The fabric does not need extremely toxic chemicals and can be cleaned with hydrogen peroxide rather than chlorine dioxide. This means no extremely toxic chemicals are dumped into the water stream.
Companies are exploring even more eco-friendly methods to manufacture hemp fabric. EVOLUTION is one such company that focuses on eco-friendly methods of production. It has pioneered many new methods to produce high-quality hemp garments.
The final process of manufacturing hemp garments is dyeing the product. For an organic hemp product, low impact and fiber reactive dyes can be used. These dyes made from natural components have no heavy metal content and are water-soluble. Many might wonder why not use naturally made dyes. It is a common misconception that natural dyes are less harmful to the environment.
Natural dyes are made by a process of extracting the pigment molecules from plants, earth clays and sometimes even insects. However, the process requires the use of even more harmful chemicals than synthesized in a lab. Hence, the fiber reactive dye is used as it requires no on-site water filtration.
Hemp Clothing Is the Answer To Many Of Our Worldly Problems
The clothing made out of hemp is clearly more eco-friendly and durable than all the readily available textiles. Hemp clothing is also the answer to many concerns we face from chemical fibers to polluting the earth. Here are a few of the many problems hemp can solve.
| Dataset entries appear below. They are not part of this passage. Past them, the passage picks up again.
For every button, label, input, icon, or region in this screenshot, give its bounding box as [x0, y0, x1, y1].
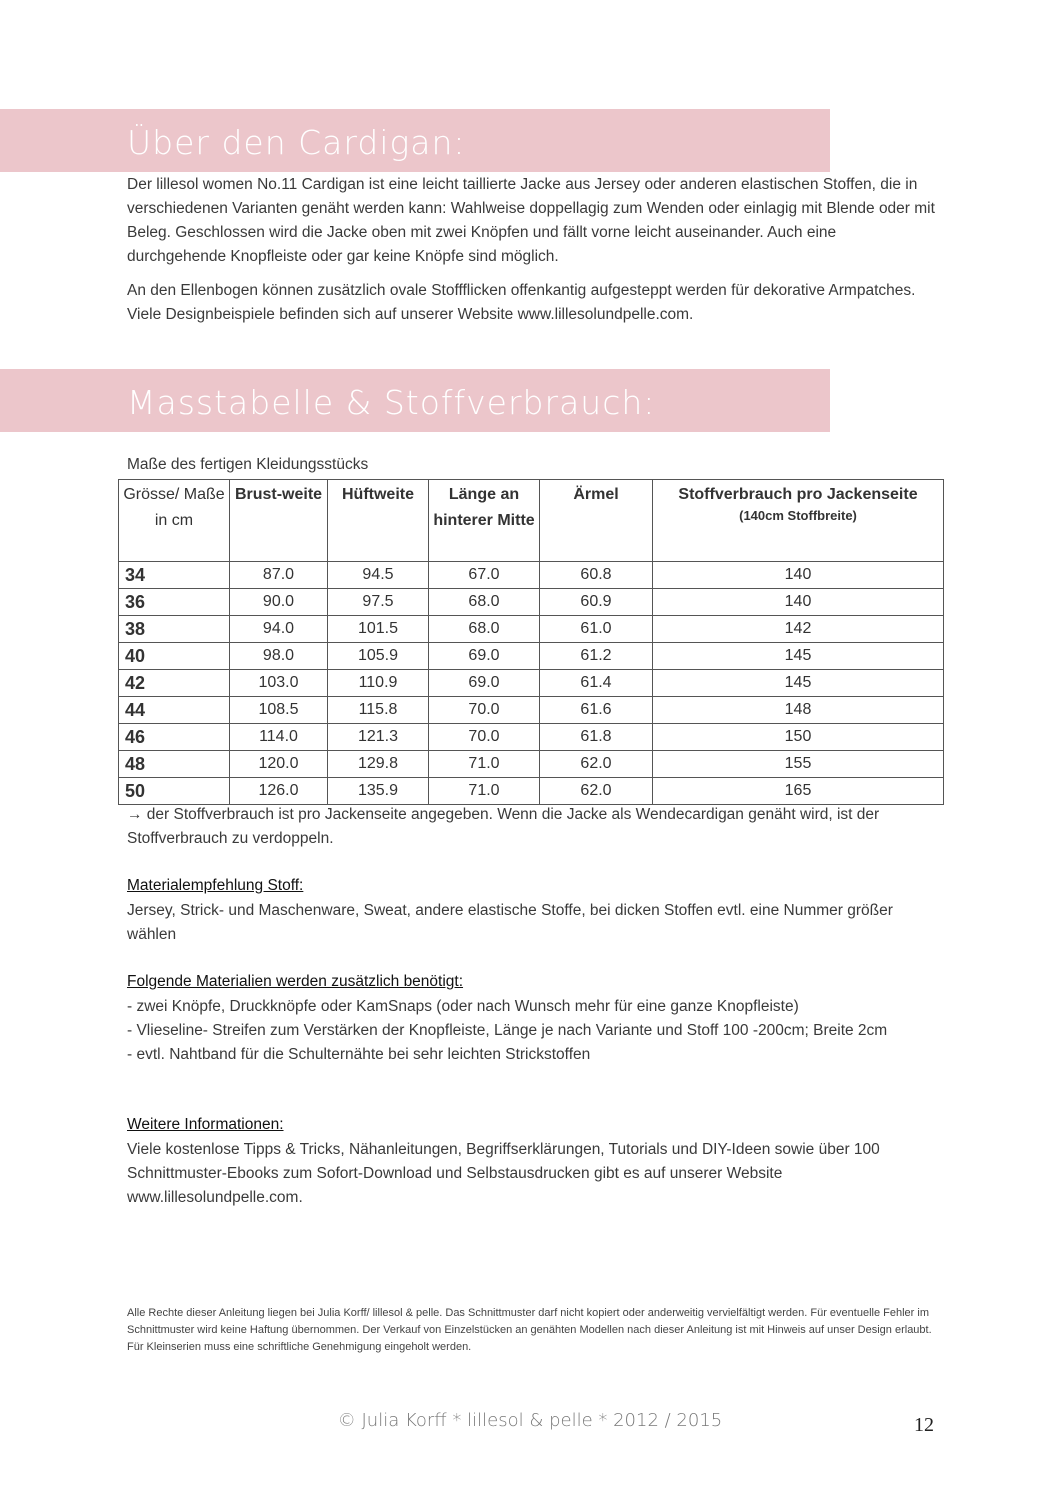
legal-notice: Alle Rechte dieser Anleitung liegen bei Julia Korff/ lillesol & pelle. Das Schnittmuster darf nicht kopiert oder anderweitig vervielfältigt werden. Für eventuelle Fehler im Schnittmuster wird keine Haftung übernommen. Der Verkauf von Einzelstücken an genähten Modellen nach dieser Anleitung ist mit Hinweis auf unser Design erlaubt. Für Kleinserien muss eine schriftliche Genehmigung eingeholt werden. [127, 1307, 932, 1353]
measurement-cell: 87.0 [230, 562, 328, 589]
header-fabric-label: Stoffverbrauch pro Jackenseite [678, 486, 918, 503]
measurement-cell: 140 [653, 589, 944, 616]
measurement-cell: 94.5 [328, 562, 429, 589]
measurement-cell: 120.0 [230, 751, 328, 778]
measurement-cell: 98.0 [230, 643, 328, 670]
measurement-cell: 110.9 [328, 670, 429, 697]
info-text: Viele kostenlose Tipps & Tricks, Nähanleitungen, Begriffserklärungen, Tutorials und DIY-Ideen sowie über 100 Schnittmuster-Ebooks zum Sofort-Download und Selbstausdrucken gibt es auf unserer Website www.lillesolundpelle.com. [127, 1141, 880, 1206]
table-header-row [119, 480, 944, 562]
measurement-cell: 61.0 [540, 616, 653, 643]
table-row [119, 724, 944, 751]
measurement-cell: 90.0 [230, 589, 328, 616]
measurement-cell: 145 [653, 643, 944, 670]
measurement-cell: 155 [653, 751, 944, 778]
measurement-cell: 69.0 [429, 670, 540, 697]
table-row [119, 697, 944, 724]
size-cell: 48 [119, 751, 230, 778]
measurement-cell: 61.8 [540, 724, 653, 751]
measurement-cell: 71.0 [429, 751, 540, 778]
measurement-cell: 135.9 [328, 778, 429, 805]
measurement-cell: 60.8 [540, 562, 653, 589]
section-banner-cardigan [0, 109, 830, 172]
size-cell: 34 [119, 562, 230, 589]
material-text: Jersey, Strick- und Maschenware, Sweat, andere elastische Stoffe, bei dicken Stoffen evtl. eine Nummer größer wählen [127, 902, 893, 943]
measurement-cell: 145 [653, 670, 944, 697]
measurement-cell: 94.0 [230, 616, 328, 643]
section-banner-sizes [0, 369, 830, 432]
measurement-cell: 70.0 [429, 724, 540, 751]
measurement-cell: 60.9 [540, 589, 653, 616]
measurement-cell: 148 [653, 697, 944, 724]
measurement-cell: 129.8 [328, 751, 429, 778]
size-cell: 44 [119, 697, 230, 724]
measurement-cell: 62.0 [540, 778, 653, 805]
table-row [119, 670, 944, 697]
header-size: Grösse/ Maße in cm [119, 480, 230, 562]
size-table [118, 479, 944, 805]
additional-list [127, 995, 927, 1067]
size-cell: 50 [119, 778, 230, 805]
measurement-cell: 114.0 [230, 724, 328, 751]
page-number: 12 [914, 1414, 934, 1436]
header-length: Länge an hinterer Mitte [429, 480, 540, 562]
measurement-cell: 126.0 [230, 778, 328, 805]
measurement-cell: 105.9 [328, 643, 429, 670]
size-cell: 42 [119, 670, 230, 697]
table-row [119, 616, 944, 643]
header-sleeve: Ärmel [540, 480, 653, 562]
table-body [119, 562, 944, 805]
list-item: - Vlieseline- Streifen zum Verstärken der Knopfleiste, Länge je nach Variante und Stoff 100 -200cm; Breite 2cm [127, 1022, 888, 1039]
table-row [119, 778, 944, 805]
measurement-cell: 61.4 [540, 670, 653, 697]
measurement-cell: 150 [653, 724, 944, 751]
measurement-cell: 97.5 [328, 589, 429, 616]
measurement-cell: 121.3 [328, 724, 429, 751]
section-title-cardigan: Über den Cardigan: [127, 123, 466, 162]
measurement-cell: 115.8 [328, 697, 429, 724]
header-hip: Hüftweite [328, 480, 429, 562]
header-bust: Brust-weite [230, 480, 328, 562]
list-item: - evtl. Nahtband für die Schulternähte bei sehr leichten Strickstoffen [127, 1046, 591, 1063]
measurement-cell: 69.0 [429, 643, 540, 670]
size-cell: 36 [119, 589, 230, 616]
size-cell: 46 [119, 724, 230, 751]
measurement-cell: 67.0 [429, 562, 540, 589]
measurement-cell: 101.5 [328, 616, 429, 643]
table-row [119, 643, 944, 670]
table-caption: Maße des fertigen Kleidungsstücks [127, 456, 369, 473]
footer-copyright: © Julia Korff * lillesol & pelle * 2012 / 2015 [337, 1410, 723, 1431]
measurement-cell: 103.0 [230, 670, 328, 697]
measurement-cell: 68.0 [429, 589, 540, 616]
header-fabric-sub: (140cm Stoffbreite) [739, 508, 857, 523]
info-heading: Weitere Informationen: [127, 1116, 284, 1133]
additional-heading: Folgende Materialien werden zusätzlich benötigt: [127, 973, 464, 990]
header-fabric [653, 480, 944, 562]
measurement-cell: 61.6 [540, 697, 653, 724]
measurement-cell: 165 [653, 778, 944, 805]
list-item: - zwei Knöpfe, Druckknöpfe oder KamSnaps (oder nach Wunsch mehr für eine ganze Knopfleiste) [127, 998, 799, 1015]
table-row [119, 562, 944, 589]
measurement-cell: 140 [653, 562, 944, 589]
measurement-cell: 70.0 [429, 697, 540, 724]
measurement-cell: 62.0 [540, 751, 653, 778]
measurement-cell: 71.0 [429, 778, 540, 805]
fabric-note: → der Stoffverbrauch ist pro Jackenseite angegeben. Wenn die Jacke als Wendecardigan genäht wird, ist der Stoffverbrauch zu verdoppeln. [127, 806, 880, 847]
measurement-cell: 68.0 [429, 616, 540, 643]
section-title-sizes: Masstabelle & Stoffverbrauch: [127, 383, 656, 422]
measurement-cell: 108.5 [230, 697, 328, 724]
material-heading: Materialempfehlung Stoff: [127, 877, 304, 894]
size-cell: 40 [119, 643, 230, 670]
table-row [119, 589, 944, 616]
measurement-cell: 142 [653, 616, 944, 643]
size-cell: 38 [119, 616, 230, 643]
table-row [119, 751, 944, 778]
measurement-cell: 61.2 [540, 643, 653, 670]
armpatch-paragraph: An den Ellenbogen können zusätzlich ovale Stoffflicken offenkantig aufgesteppt werden für dekorative Armpatches. Viele Designbeispiele befinden sich auf unserer Website www.lillesolundpelle.com. [127, 282, 916, 323]
intro-paragraph: Der lillesol women No.11 Cardigan ist eine leicht taillierte Jacke aus Jersey oder anderen elastischen Stoffen, die in verschiedenen Varianten genäht werden kann: Wahlweise doppellagig zum Wenden oder einlagig mit Blende oder mit Beleg. Geschlossen wird die Jacke oben mit zwei Knöpfen und fällt vorne leicht auseinander. Auch eine durchgehende Knopfleiste oder gar keine Knöpfe sind möglich. [127, 176, 935, 265]
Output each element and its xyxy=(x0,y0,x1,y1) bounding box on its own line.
Do you want to finally buy clothes that last longer than a year or two?
However, durability is the biggest problem in the clothing industry today. Hemp has antimicrobial properties making the fabric stronger and more durable than most. The clothes also keep their shape unlike cotton that eventually becomes distorted.
Are you tired or uncomfortable and color leaking clothes?
Well look no more, with hemp getting popular and legal you will never have to wear suffocating clothes again. The porous nature of hemp allows the fabric to trap heat in the winter and stay loose and breathable in summer. Clothes losing their color is an issue we all face but hemp’s porous nature retains the dye better than any other textile including cotton.
Do you feel a sense of duty to wear biodegradable clothes?
Hemp is a much more durable fabric but even if you do have to throw out your clothes, it is a 100% biodegradable. Other fabrics are not biodegradable and when disposed they just sit in the landfill for a very long time. Hemp clothing naturally degrades but is also durable making it an offer you cannot refuse.
After seeing all the good hemp fabric has to offer, one must wonder why our stores are still filled with wasteful materials like polyester and cotton. Clothing is a part of all our lives and shopping for clothes should be seen in a different light. We must ask ourselves if the clothing is good not just for us but the environment. In the case of hemp, the answer is always a yes, as it is one of the most eco-friendly plants in the world.